Athletes of team Australia attend the medal ceremony of the Women's 4x100m freestyle relay during the 20th World Aquatics Championships at the Marine Messe Hall A in Fukuoka (Japan), July 23rd, 2023. Australia placed first with a new world record.
Australians Mollie O'Callaghan, Shayna Jack, Meg Harris & Emma McKeon with their 400 freestyle relay gold medals -- Photo Courtesy: Andrea Staccioli / Deepbluemedia / Insidefoto

World Relay of the Year (Female): Australia Fulfills Potential With 400 Freestyle Relay World Record

Over the last decade, Australia has been the world’s dominant team in the women’s 400 freestyle relay, having won three consecutive Olympic titles and four of the last five world titles (three in a row). At the Tokyo Olympics, Aussies Bronte CampbellMeg HarrisEmma McKeon and Cate Campbell became the first quartet to ever break 3:30, swimming a time of 3:29.69 to beat the silver-medal-winning Canadians by more than three seconds.

McKeon had the quickest split that day at 51.35, but maybe Australia could have been even faster that day. After all, Cate Campbell was more than a second off her quickest split ever (a mind-blowing 50.93) while younger sister Bronte led off in 53.01 after swimming sub-53 in the 100 free on numerous occasions in her career.

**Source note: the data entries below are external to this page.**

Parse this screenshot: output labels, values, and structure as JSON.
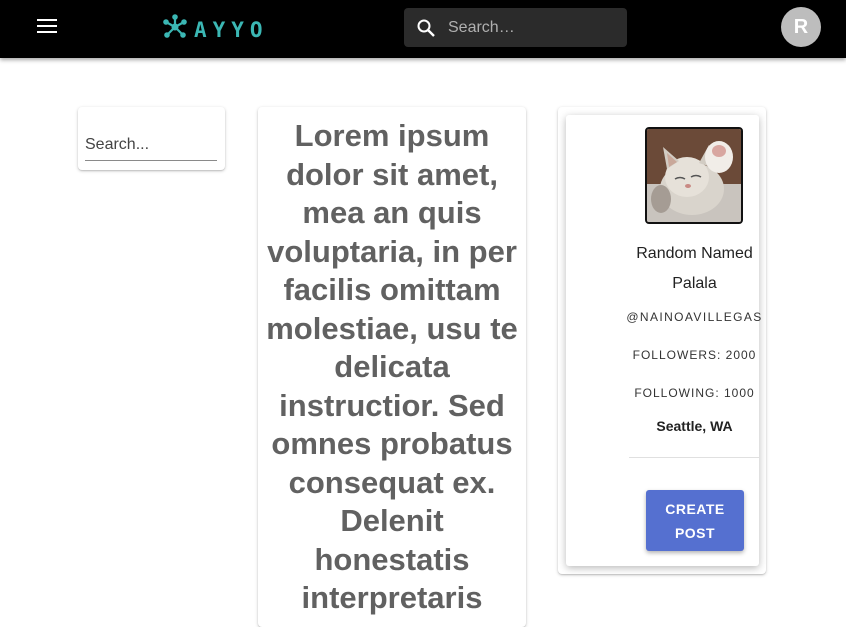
{
  "appbar": {
    "menu_icon": "menu-icon",
    "logo_icon": "molecule-logo-icon",
    "logo_text": "AYYO",
    "search_icon": "search-icon",
    "search_placeholder": "Search…",
    "avatar_initial": "R",
    "colors": {
      "background": "#000000",
      "logo": "#3bb7b4",
      "search_bg": "#2b2b2b",
      "avatar_bg": "#bdbdbd"
    }
  },
  "sidebar": {
    "search_placeholder": "Search..."
  },
  "post": {
    "text": "Lorem ipsum dolor sit amet, mea an quis voluptaria, in per facilis omittam molestiae, usu te delicata instructior. Sed omnes probatus consequat ex. Delenit honestatis interpretaris"
  },
  "profile": {
    "picture": "kitten-photo",
    "name": "Random Named Palala",
    "handle": "@NAINOAVILLEGAS",
    "followers": "FOLLOWERS: 2000",
    "following": "FOLLOWING: 1000",
    "location": "Seattle, WA",
    "create_post_label": "CREATE POST",
    "colors": {
      "button": "#5570d0"
    }
  }
}
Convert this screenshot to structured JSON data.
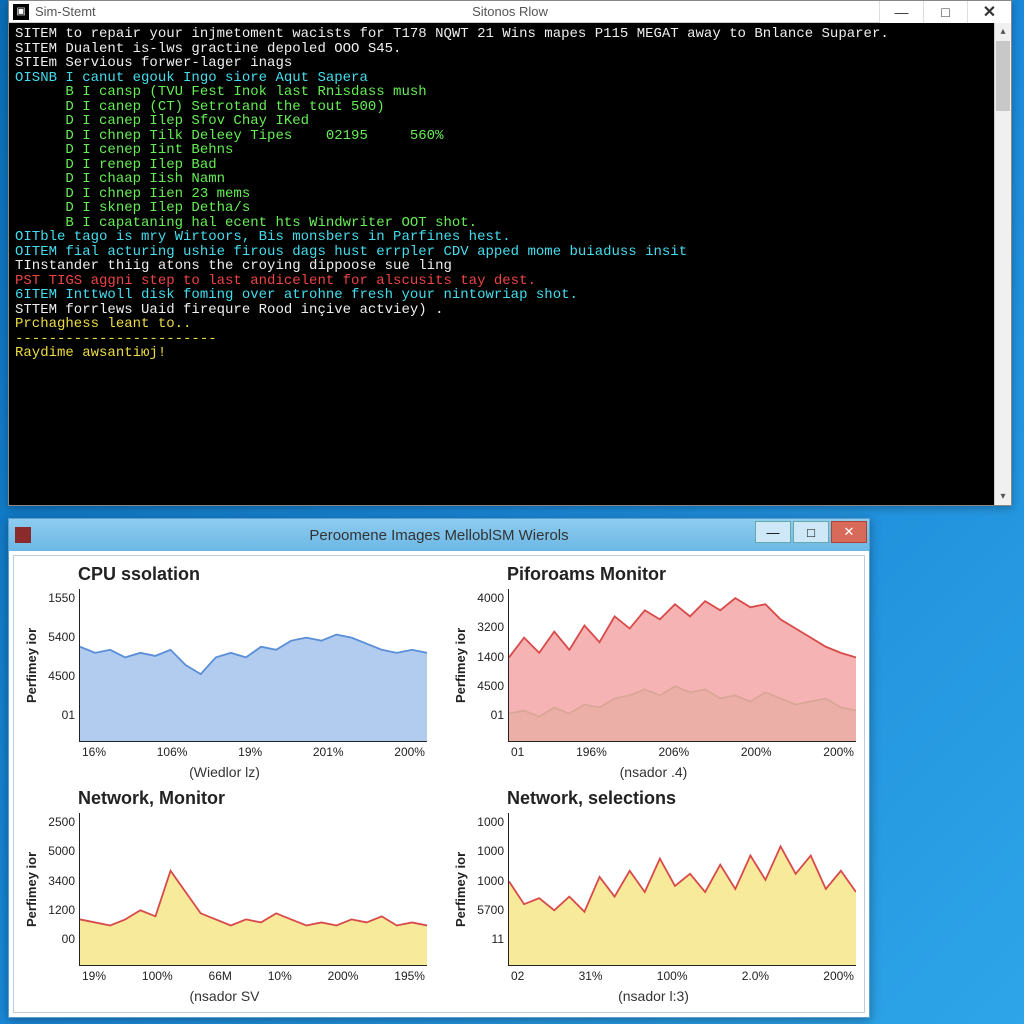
{
  "terminal": {
    "app_name": "Sim-Stemt",
    "title": "Sitonos Rlow",
    "lines": [
      {
        "class": "c-white",
        "text": "SITEM to repair your injmetoment wacists for T178 NQWT 21 Wins mapes P115 MEGAT away to Bnlance Suparer."
      },
      {
        "class": "",
        "text": ""
      },
      {
        "class": "c-white",
        "text": "SITEM Dualent is-lws gractine depoled OOO S45."
      },
      {
        "class": "",
        "text": ""
      },
      {
        "class": "c-white",
        "text": "STIEm Servious forwer-lager inags"
      },
      {
        "class": "",
        "text": ""
      },
      {
        "class": "c-cyan",
        "text": "OISNB I canut egouk Ingo siore Aqut Sapera"
      },
      {
        "class": "c-green",
        "text": "      B I cansp (TVU Fest Inok last Rnisdass mush"
      },
      {
        "class": "c-green",
        "text": "      D I canep (CT) Setrotand the tout 500)"
      },
      {
        "class": "c-green",
        "text": "      D I canep Ilep Sfov Chay IKed"
      },
      {
        "class": "c-green",
        "text": "      D I chnep Tilk Deleey Tipes    02195     560%"
      },
      {
        "class": "c-green",
        "text": "      D I cenep Iint Behns"
      },
      {
        "class": "c-green",
        "text": "      D I renep Ilep Bad"
      },
      {
        "class": "c-green",
        "text": "      D I chaap Iish Namn"
      },
      {
        "class": "c-green",
        "text": "      D I chnep Iien 23 mems"
      },
      {
        "class": "c-green",
        "text": "      D I sknep Ilep Detha/s"
      },
      {
        "class": "c-green",
        "text": "      B I capataning hal ecent hts Windwriter OOT shot."
      },
      {
        "class": "",
        "text": ""
      },
      {
        "class": "c-cyan",
        "text": "OITble tago is mry Wirtoors, Bis monsbers in Parfines hest."
      },
      {
        "class": "",
        "text": ""
      },
      {
        "class": "c-cyan",
        "text": "OITEM fial acturing ushie firous dags hust errpler CDV apped mome buiaduss insit"
      },
      {
        "class": "c-white",
        "text": "TInstander thiig atons the croying dippoose sue ling"
      },
      {
        "class": "",
        "text": ""
      },
      {
        "class": "c-red",
        "text": "PST TIGS aggni step to last andicelent for alscusits tay dest."
      },
      {
        "class": "",
        "text": ""
      },
      {
        "class": "c-cyan",
        "text": "6ITEM Inttwoll disk foming over atrohne fresh your nintowriap shot."
      },
      {
        "class": "",
        "text": ""
      },
      {
        "class": "c-white",
        "text": "STTEM forrlews Uaid firequre Rood inçive actviey) ."
      },
      {
        "class": "",
        "text": ""
      },
      {
        "class": "c-yellow",
        "text": "Prchaghess leant to.."
      },
      {
        "class": "c-yellow",
        "text": "------------------------"
      },
      {
        "class": "c-yellow",
        "text": "Raydime awsantiюj!"
      }
    ]
  },
  "perf": {
    "title": "Peroomene Images MelloblSM Wierols"
  },
  "chart_data": [
    {
      "type": "area",
      "title": "CPU ssolation",
      "ylabel": "Perfimey ior",
      "xlabel": "(Wiedlor lz)",
      "y_ticks": [
        "1550",
        "5400",
        "4500",
        "01"
      ],
      "x_ticks": [
        "16%",
        "106%",
        "19%",
        "201%",
        "200%"
      ],
      "series": [
        {
          "name": "cpu",
          "color": "#5a8ed8",
          "fill": "#a3c3eb",
          "values": [
            62,
            58,
            60,
            55,
            58,
            56,
            60,
            50,
            44,
            55,
            58,
            55,
            62,
            60,
            66,
            68,
            66,
            70,
            68,
            64,
            60,
            58,
            60,
            58
          ]
        }
      ],
      "ylim": [
        0,
        100
      ]
    },
    {
      "type": "area",
      "title": "Piforoams Monitor",
      "ylabel": "Perfimey ior",
      "xlabel": "(nsador .4)",
      "y_ticks": [
        "4000",
        "3200",
        "1400",
        "4500",
        "01"
      ],
      "x_ticks": [
        "01",
        "196%",
        "206%",
        "200%",
        "200%"
      ],
      "series": [
        {
          "name": "red",
          "color": "#d84a4a",
          "fill": "#f4a6a6",
          "values": [
            55,
            68,
            58,
            72,
            60,
            76,
            65,
            82,
            74,
            86,
            80,
            90,
            82,
            92,
            86,
            94,
            88,
            90,
            80,
            74,
            68,
            62,
            58,
            55
          ]
        },
        {
          "name": "green",
          "color": "#4aa84a",
          "fill": "#a6e0a6",
          "values": [
            18,
            20,
            16,
            22,
            18,
            24,
            22,
            28,
            30,
            34,
            30,
            36,
            32,
            34,
            28,
            30,
            26,
            32,
            28,
            24,
            26,
            28,
            22,
            20
          ]
        }
      ],
      "ylim": [
        0,
        100
      ]
    },
    {
      "type": "line",
      "title": "Network, Monitor",
      "ylabel": "Perfimey ior",
      "xlabel": "(nsador SV",
      "y_ticks": [
        "2500",
        "5000",
        "3400",
        "1200",
        "00"
      ],
      "x_ticks": [
        "19%",
        "100%",
        "66M",
        "10%",
        "200%",
        "195%"
      ],
      "series": [
        {
          "name": "net",
          "color": "#d84a4a",
          "fill": "#f7e68a",
          "values": [
            30,
            28,
            26,
            30,
            36,
            32,
            62,
            48,
            34,
            30,
            26,
            30,
            28,
            34,
            30,
            26,
            28,
            26,
            30,
            28,
            32,
            26,
            28,
            26
          ]
        }
      ],
      "ylim": [
        0,
        100
      ]
    },
    {
      "type": "line",
      "title": "Network, selections",
      "ylabel": "Perfimey ior",
      "xlabel": "(nsador l:3)",
      "y_ticks": [
        "1000",
        "1000",
        "1000",
        "5700",
        "11"
      ],
      "x_ticks": [
        "02",
        "31%",
        "100%",
        "2.0%",
        "200%"
      ],
      "series": [
        {
          "name": "sel",
          "color": "#d84a4a",
          "fill": "#f7e68a",
          "values": [
            55,
            40,
            44,
            36,
            45,
            35,
            58,
            45,
            62,
            48,
            70,
            52,
            60,
            48,
            66,
            50,
            72,
            56,
            78,
            60,
            72,
            50,
            62,
            48
          ]
        }
      ],
      "ylim": [
        0,
        100
      ]
    }
  ]
}
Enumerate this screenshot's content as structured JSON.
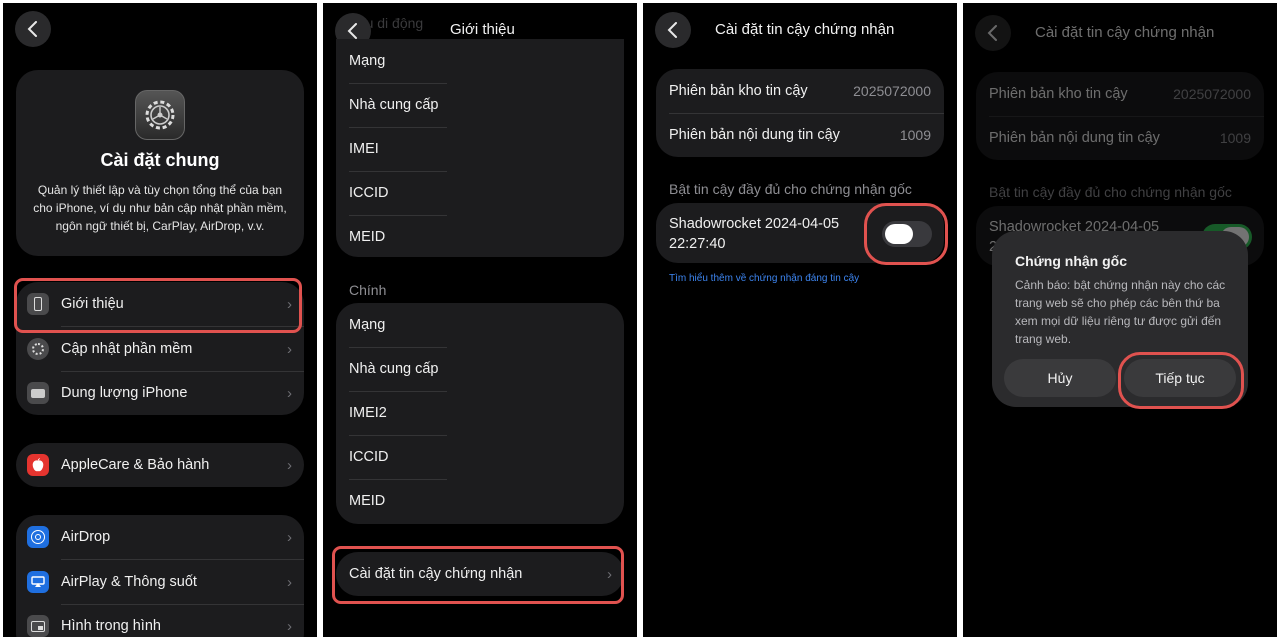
{
  "panel1": {
    "header": {
      "title": "Cài đặt chung",
      "description": "Quản lý thiết lập và tùy chọn tổng thể của bạn cho iPhone, ví dụ như bản cập nhật phần mềm, ngôn ngữ thiết bị, CarPlay, AirDrop, v.v."
    },
    "group1": [
      {
        "label": "Giới thiệu",
        "icon": "phone-icon"
      },
      {
        "label": "Cập nhật phần mềm",
        "icon": "gear-badge-icon"
      },
      {
        "label": "Dung lượng iPhone",
        "icon": "storage-icon"
      }
    ],
    "group2": [
      {
        "label": "AppleCare & Bảo hành",
        "icon": "apple-icon"
      }
    ],
    "group3": [
      {
        "label": "AirDrop",
        "icon": "airdrop-icon"
      },
      {
        "label": "AirPlay & Thông suốt",
        "icon": "airplay-icon"
      },
      {
        "label": "Hình trong hình",
        "icon": "pip-icon"
      }
    ]
  },
  "panel2": {
    "title": "Giới thiệu",
    "ghost_text": "...iệu di động",
    "group1": [
      "Mạng",
      "Nhà cung cấp",
      "IMEI",
      "ICCID",
      "MEID"
    ],
    "section_label": "Chính",
    "group2": [
      "Mạng",
      "Nhà cung cấp",
      "IMEI2",
      "ICCID",
      "MEID"
    ],
    "cert_row": "Cài đặt tin cậy chứng nhận"
  },
  "panel3": {
    "title": "Cài đặt tin cậy chứng nhận",
    "store_version_label": "Phiên bản kho tin cậy",
    "store_version_value": "2025072000",
    "asset_version_label": "Phiên bản nội dung tin cậy",
    "asset_version_value": "1009",
    "section_label": "Bật tin cậy đầy đủ cho chứng nhận gốc",
    "cert_name_line1": "Shadowrocket 2024-04-05",
    "cert_name_line2": "22:27:40",
    "toggle_state": "on",
    "learn_more": "Tìm hiểu thêm về chứng nhận đáng tin cậy"
  },
  "panel4": {
    "title": "Cài đặt tin cậy chứng nhận",
    "store_version_label": "Phiên bản kho tin cậy",
    "store_version_value": "2025072000",
    "asset_version_label": "Phiên bản nội dung tin cậy",
    "asset_version_value": "1009",
    "section_label": "Bật tin cậy đầy đủ cho chứng nhận gốc",
    "cert_name_line1": "Shadowrocket 2024-04-05",
    "cert_name_line2": "2",
    "alert": {
      "title": "Chứng nhận gốc",
      "body": "Cảnh báo: bật chứng nhận này cho các trang web sẽ cho phép các bên thứ ba xem mọi dữ liệu riêng tư được gửi đến trang web.",
      "cancel": "Hủy",
      "continue": "Tiếp tục"
    }
  },
  "colors": {
    "highlight": "#e0524f",
    "card": "#1c1c1e",
    "link": "#3d85f0",
    "toggle_on": "#34c759"
  }
}
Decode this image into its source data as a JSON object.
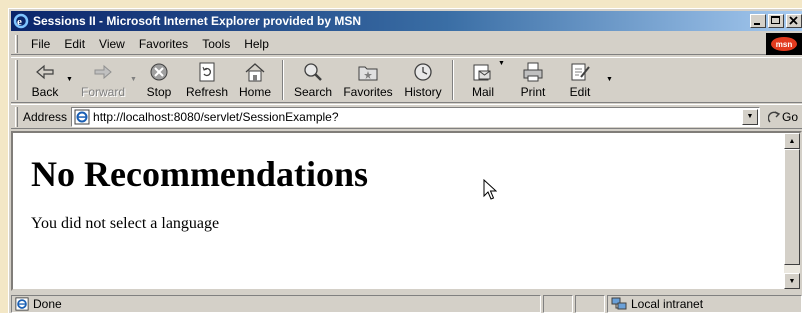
{
  "window": {
    "title": "Sessions II - Microsoft Internet Explorer provided by MSN"
  },
  "menu": {
    "items": [
      "File",
      "Edit",
      "View",
      "Favorites",
      "Tools",
      "Help"
    ],
    "brand": "msn"
  },
  "toolbar": {
    "back": "Back",
    "forward": "Forward",
    "stop": "Stop",
    "refresh": "Refresh",
    "home": "Home",
    "search": "Search",
    "favorites": "Favorites",
    "history": "History",
    "mail": "Mail",
    "print": "Print",
    "edit": "Edit"
  },
  "address": {
    "label": "Address",
    "url": "http://localhost:8080/servlet/SessionExample?",
    "go": "Go"
  },
  "page": {
    "heading": "No Recommendations",
    "message": "You did not select a language"
  },
  "status": {
    "text": "Done",
    "zone": "Local intranet"
  },
  "colors": {
    "titlebar_start": "#0a246a",
    "titlebar_end": "#a6caf0",
    "chrome": "#d4d0c8",
    "outer_background": "#f3e7c6"
  }
}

Well, the latest incarnation of this Australian group left nothing to chance at the 2023 World Championships. In the two years since Tokyo, Mollie O’Callaghan had emerged as the next great Australian freestyler, winning the 100 free world title in 2022 (before winning the 100 again plus the 200, in world-record time, in 2023) while Shayna Jack had provided a lift since her return from a doping suspension. In the relay prelims, Jack had entered the all-time top-10 in the 100 free with her 52.28 leadoff. Meanwhile, Harris still had a spot on the relay while McKeon was back on the global scene after skipping the 2022 Worlds.

Speaking of skipping, Australia went right over the 3:28-range. In the final, O’Callaghan led off in 52.08, her best time and enough to put Australia more than a second ahead of every other leadoff swimmer except Sarah Sjostrom, whose Swedish team was unlikely to keep pace down the stretch of the relay. O’Callaghan was almost two seconds up on the United States, considered the primary contender for silver entering the race.

Next, Jack split 51.69, the quickest mark of her career to that point, with Harris following at 52.29, some eight tenths faster than she went in the Olympic final two years earlier. The race was long since decided by the time McKeon dove in for the anchor leg, but her 51.90 was still the second-best split in the field behind Jack.

Australia’s final time was 3:27.96, a massive world record. The winning margin, three hundredths shy of four seconds, was entirely reflective of the dominance Australia has built in this event. Harris had the slowest split of the four Aussies, and only two others in the entire field surpassed her 52.29: Sjostrom, with her 52.24 leadoff, and American Kate Douglass, who split 52.28.

Four days later, Australia would crush another women’s relay world record as O’Callaghan and Ariarne Titmus bookended the nation’s 800 free relay, and the Dolphins are set up for the Paris Olympics with a huge advantage on the rest of the world in the women’s freestyle relays.